Aiello: “Mimmo Lucano colpevole di aver portato la speranza di un futuro migliore a donne e uomini fuggiti dalla guerra”

di Pasquale Aiello

Il modello Riace, paradigma dell’accoglienza, è stato affossato perché funzionava. Mimmo Lucano è stato arrestato perché non ha rubato, perché non è un trafficante, perchè è riuscito a far ripopolare il suo paese, la cui sorte dell’oblìo, al pari di quella di tanti altri sembrava segnata. Mimì è stato messo fuori perché si è permesso di portare solidarietà e speranza di futuro a donne e uomini che sono arrivati da terre lontane, che sono fuggiti dalla guerra, dalla fame e dalla carestia. Ora che il governo giallo-verde in Italia, ha messo al bando l’accoglienza, senza volerlo ci si scopre un po’ fascisti e un po’ razzisti.

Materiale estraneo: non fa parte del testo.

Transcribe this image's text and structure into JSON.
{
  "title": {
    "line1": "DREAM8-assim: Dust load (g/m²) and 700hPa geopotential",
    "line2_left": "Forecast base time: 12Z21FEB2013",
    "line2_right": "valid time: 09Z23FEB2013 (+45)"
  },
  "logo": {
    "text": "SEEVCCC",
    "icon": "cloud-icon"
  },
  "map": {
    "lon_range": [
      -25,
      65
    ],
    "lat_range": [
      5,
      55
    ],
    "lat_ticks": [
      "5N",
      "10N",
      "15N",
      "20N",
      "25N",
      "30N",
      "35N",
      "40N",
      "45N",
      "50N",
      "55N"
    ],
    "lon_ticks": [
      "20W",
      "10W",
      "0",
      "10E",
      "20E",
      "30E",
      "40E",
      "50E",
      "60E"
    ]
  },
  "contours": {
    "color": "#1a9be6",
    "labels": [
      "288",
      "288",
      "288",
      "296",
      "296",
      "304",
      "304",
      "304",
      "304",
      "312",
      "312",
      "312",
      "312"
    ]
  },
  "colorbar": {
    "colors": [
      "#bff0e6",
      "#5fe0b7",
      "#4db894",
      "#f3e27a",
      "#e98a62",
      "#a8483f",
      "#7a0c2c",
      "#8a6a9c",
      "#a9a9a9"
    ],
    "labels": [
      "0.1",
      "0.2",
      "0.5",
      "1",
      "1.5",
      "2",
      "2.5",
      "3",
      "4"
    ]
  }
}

In questa terra bella e dannata dove la ‘ndrangheta spadroneggia, dove tanti politici fanno la fila per essere ricevuti dai capibastone, dove la sanità pur tra qualche eccellenza è al collasso e in ospedale si può morire per un guasto all’ascensore, dove i ponti crollano e nessuno li sistema, dove il territorio frana per mancanza di manutenzione, dove si lasciano donne e bambini profughi in mezzo al mare, o li si mandano per strada chiudendo i centri, in questa terra alla deriva dove pezzi importanti delle istituzioni vanno a braccetto con la massoneria. In questa terra dove nonostante tutto affiorano anche momenti di bellezza, attrazione e fascino, riuscendo perfino a sedurre, non si trova di meglio che perseguire un uomo che ha fatto della solidarietà l’inno della ‘sua’ politica, e dell’accoglienza e il bene comune le ragioni della sua vita.

E’ proprio vero, è un arresto che non riesci a vederlo ‘normale’.